天猛星 霹靂火秦明
開州の生まれ。元は青州慕容彦達配下の兵馬総管。狼牙棒を得意武器とし、短気で気が荒いところから霹靂火と綽名がつく。声は雷の如く聞こえると言う。
清風寨の副知寨花栄が謀反を起こし、武術の弟子である黄信が解決に出向いたが、清風山の山賊に痛めつけられたと聞き、慕容彦達から山賊討伐の要請を受け、五百の兵を率いて清風山に向かった。すぐに攻め始めたが清風山に身を置いていた宋江と花栄の知勇にことごとく大敗し自らも捕虜となる。山寨に連れられ死を覚悟したが宋江たちに暖かく迎かえ入れられた。

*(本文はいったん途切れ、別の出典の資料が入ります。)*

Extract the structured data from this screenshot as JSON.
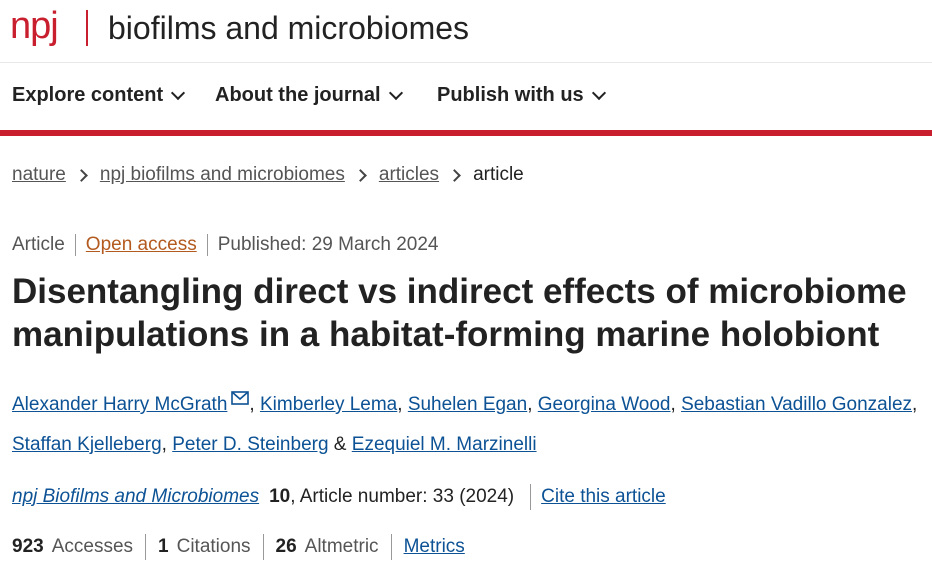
{
  "masthead": {
    "logo_npj": "npj",
    "journal_name": "biofilms and microbiomes"
  },
  "nav": {
    "items": [
      {
        "label": "Explore content"
      },
      {
        "label": "About the journal"
      },
      {
        "label": "Publish with us"
      }
    ]
  },
  "breadcrumb": {
    "items": [
      {
        "label": "nature"
      },
      {
        "label": "npj biofilms and microbiomes"
      },
      {
        "label": "articles"
      }
    ],
    "current": "article"
  },
  "article_meta": {
    "type": "Article",
    "access": "Open access",
    "published": "Published: 29 March 2024"
  },
  "title": "Disentangling direct vs indirect effects of microbiome manipulations in a habitat-forming marine holobiont",
  "authors": [
    "Alexander Harry McGrath",
    "Kimberley Lema",
    "Suhelen Egan",
    "Georgina Wood",
    "Sebastian Vadillo Gonzalez",
    "Staffan Kjelleberg",
    "Peter D. Steinberg",
    "Ezequiel M. Marzinelli"
  ],
  "author_separators": {
    "comma": ", ",
    "and": " & "
  },
  "citation": {
    "journal": "npj Biofilms and Microbiomes",
    "volume": "10",
    "article_number": ", Article number: 33 (2024)",
    "cite_label": "Cite this article"
  },
  "metrics": {
    "accesses_count": "923",
    "accesses_label": "Accesses",
    "citations_count": "1",
    "citations_label": "Citations",
    "altmetric_count": "26",
    "altmetric_label": "Altmetric",
    "metrics_link": "Metrics"
  },
  "colors": {
    "brand_red": "#c91e2e",
    "link_blue": "#0c5295",
    "open_access_orange": "#b35a1f"
  },
  "icons": {
    "author_contact": "mail-icon",
    "nav_dropdown": "chevron-down-icon",
    "breadcrumb_separator": "chevron-right-icon"
  }
}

すべては清風寨の知寨劉高の悪巧みから始まった事だと知ると、青州府に戻り真偽を正そうとする。だが宋江たちは仲間入りを強く勧め、最終的には体格の似た手下に武具をもたせて本物を装い、青州城下を攻めさせて戻るに戻れぬ様にしむけた。そうとは知らず青州城に戻ると、裏切り者よばわりされ、すでに妻子は処刑されていた。宋江は悲惨な結果に驚き全てを打ち明けて詫びた。こうまでして自分を高く評価してくれる事に心打たれ、また、行く宛をなくした結果、清風山への仲間入りを余儀なくされる。

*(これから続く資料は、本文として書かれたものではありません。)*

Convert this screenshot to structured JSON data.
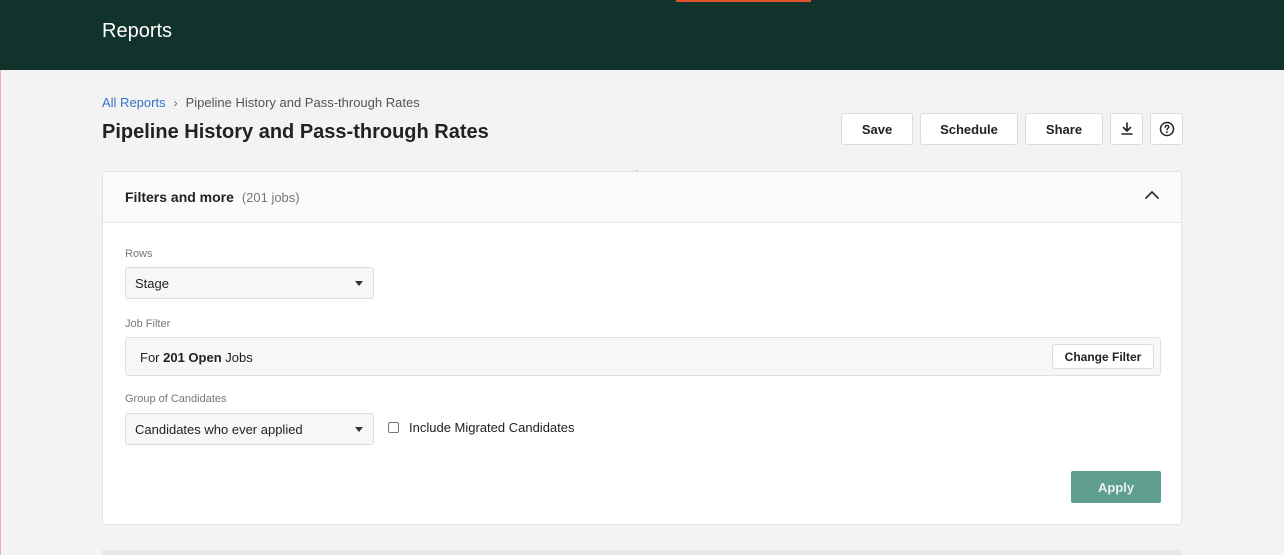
{
  "header": {
    "title": "Reports",
    "accent_color": "#e0522b",
    "bg_color": "#12332c"
  },
  "breadcrumb": {
    "root": "All Reports",
    "current": "Pipeline History and Pass-through Rates"
  },
  "page": {
    "title": "Pipeline History and Pass-through Rates"
  },
  "toolbar": {
    "save_label": "Save",
    "schedule_label": "Schedule",
    "share_label": "Share",
    "download_icon": "download-icon",
    "help_icon": "help-icon"
  },
  "filters": {
    "title": "Filters and more",
    "count": "(201 jobs)",
    "rows_label": "Rows",
    "rows_value": "Stage",
    "job_filter_label": "Job Filter",
    "job_filter_prefix": "For ",
    "job_filter_bold": "201 Open",
    "job_filter_suffix": " Jobs",
    "change_filter_label": "Change Filter",
    "group_label": "Group of Candidates",
    "group_value": "Candidates who ever applied",
    "include_migrated_label": "Include Migrated Candidates",
    "apply_label": "Apply",
    "apply_color": "#5f9e8e"
  }
}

清風寨に籠る黄信を説得し、仲間入りさせると劉高屋敷を襲い、夫人を捕え金品を強奪し仲間入りの手土産げとした。
妻を失った悲しみにつつまれるが、宋江の勧めによって花栄の妹を新しく妻として娶った。大軍が清風山討伐に動き出したと知ると、清風山を棄て梁山泊へと仲間入りした。
入山後は、祝家荘攻めに参加し、祝竜・欒廷玉と戦うが、伏兵にあい捕虜となる。高唐州の戦いでは、一騎討ちで温文宝を討ち取る。梁山泊討伐に来た連環馬軍率いる呼延灼と戦い、青州攻めでは、慕容彦達を討ち取り、家族を殺されたうらみを晴らす。華州、北京攻めに参加。梁山泊討伐に来た関勝と戦い、曽頭市攻めでは史文恭と戦い負傷、常に前線で活躍するひとり。

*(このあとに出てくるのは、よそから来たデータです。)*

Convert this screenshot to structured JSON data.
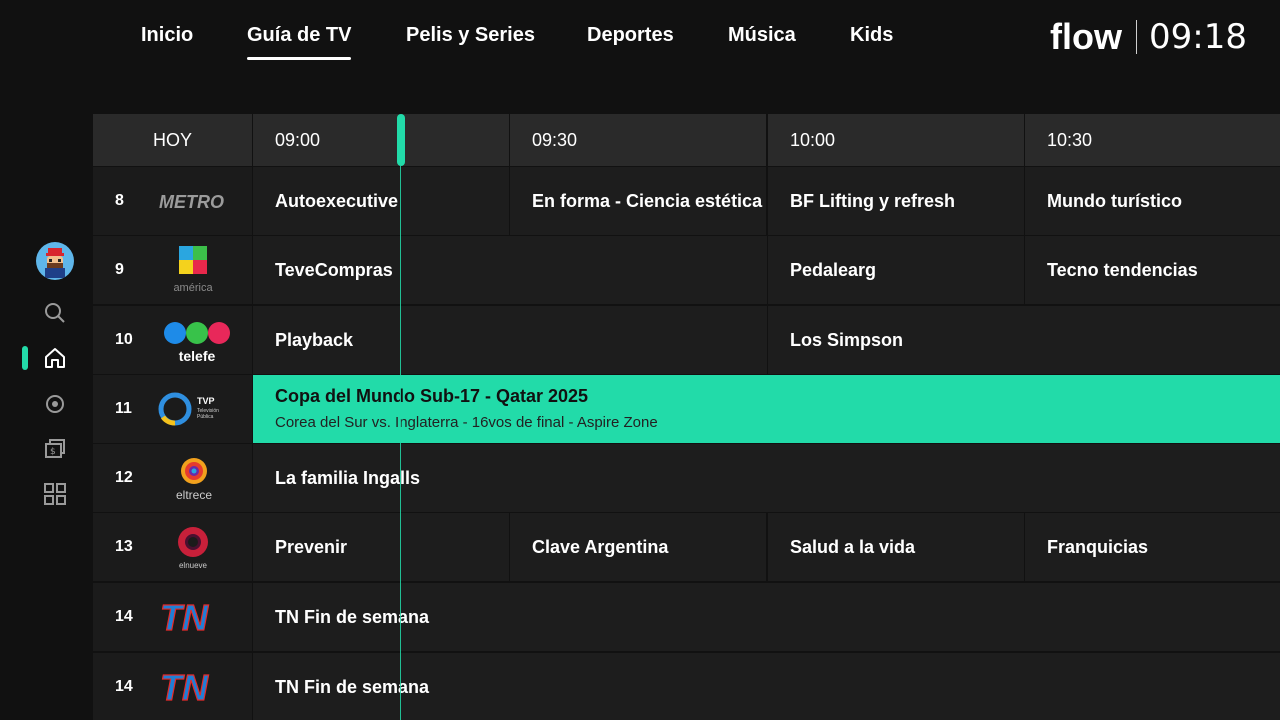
{
  "nav": {
    "items": [
      {
        "label": "Inicio",
        "active": false
      },
      {
        "label": "Guía de TV",
        "active": true
      },
      {
        "label": "Pelis y Series",
        "active": false
      },
      {
        "label": "Deportes",
        "active": false
      },
      {
        "label": "Música",
        "active": false
      },
      {
        "label": "Kids",
        "active": false
      }
    ],
    "brand": "flow",
    "clock": "09:18"
  },
  "rail": {
    "items": [
      "avatar",
      "search-icon",
      "home-icon",
      "record-icon",
      "rent-icon",
      "apps-icon"
    ],
    "active": "home-icon",
    "accent": "#23dba9"
  },
  "guide": {
    "today_label": "HOY",
    "times": [
      "09:00",
      "09:30",
      "10:00",
      "10:30"
    ],
    "current_time_label": "09:18",
    "channels": [
      {
        "number": "8",
        "logo": "METRO",
        "programs": [
          "Autoexecutive",
          "En forma - Ciencia estética",
          "BF Lifting y refresh",
          "Mundo turístico"
        ]
      },
      {
        "number": "9",
        "logo": "américa",
        "programs": [
          "TeveCompras",
          "Pedalearg",
          "Tecno tendencias"
        ]
      },
      {
        "number": "10",
        "logo": "telefe",
        "programs": [
          "Playback",
          "Los Simpson"
        ]
      },
      {
        "number": "11",
        "logo": "TVP",
        "logo_sub": "Televisión Pública",
        "programs": [
          {
            "title": "Copa del Mundo Sub-17 - Qatar 2025",
            "subtitle": "Corea del Sur vs. Inglaterra - 16vos de final - Aspire Zone"
          }
        ]
      },
      {
        "number": "12",
        "logo": "eltrece",
        "programs": [
          "La familia Ingalls"
        ]
      },
      {
        "number": "13",
        "logo": "elnueve",
        "programs": [
          "Prevenir",
          "Clave Argentina",
          "Salud a la vida",
          "Franquicias"
        ]
      },
      {
        "number": "14",
        "logo": "TN",
        "programs": [
          "TN Fin de semana"
        ]
      },
      {
        "number": "14",
        "logo": "TN",
        "programs": [
          "TN Fin de semana"
        ]
      }
    ]
  },
  "colors": {
    "background": "#111111",
    "highlight": "#22dba9",
    "header_cell": "#2a2a2a",
    "program_cell": "#1d1d1d"
  }
}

第七位、梁山泊の馬軍五虎将のひとりとなり、梁山泊の南の旱寨を守備する。童貫率いる討伐軍との戦いでは、九宮八卦陣の南陣として単廷珪・魏定国を副将として一隊を率い、先陣で梁山泊軍の強さを見せつける。高俅との戦いにも参加。
遼国戦では、宋江隊に加わり檀州、薊州、幽州と進み、李集を討ちとる。兀顔光の混天象陣には一隊を率いて金星の陣と戦う。
方臘戦も宋江の隊となる。潤州、常州、秀州、睦州と進むが、敵の本拠地である清渓県で方杰・杜微との戦いによって戦死。平定後、忠武郎に封ぜられる。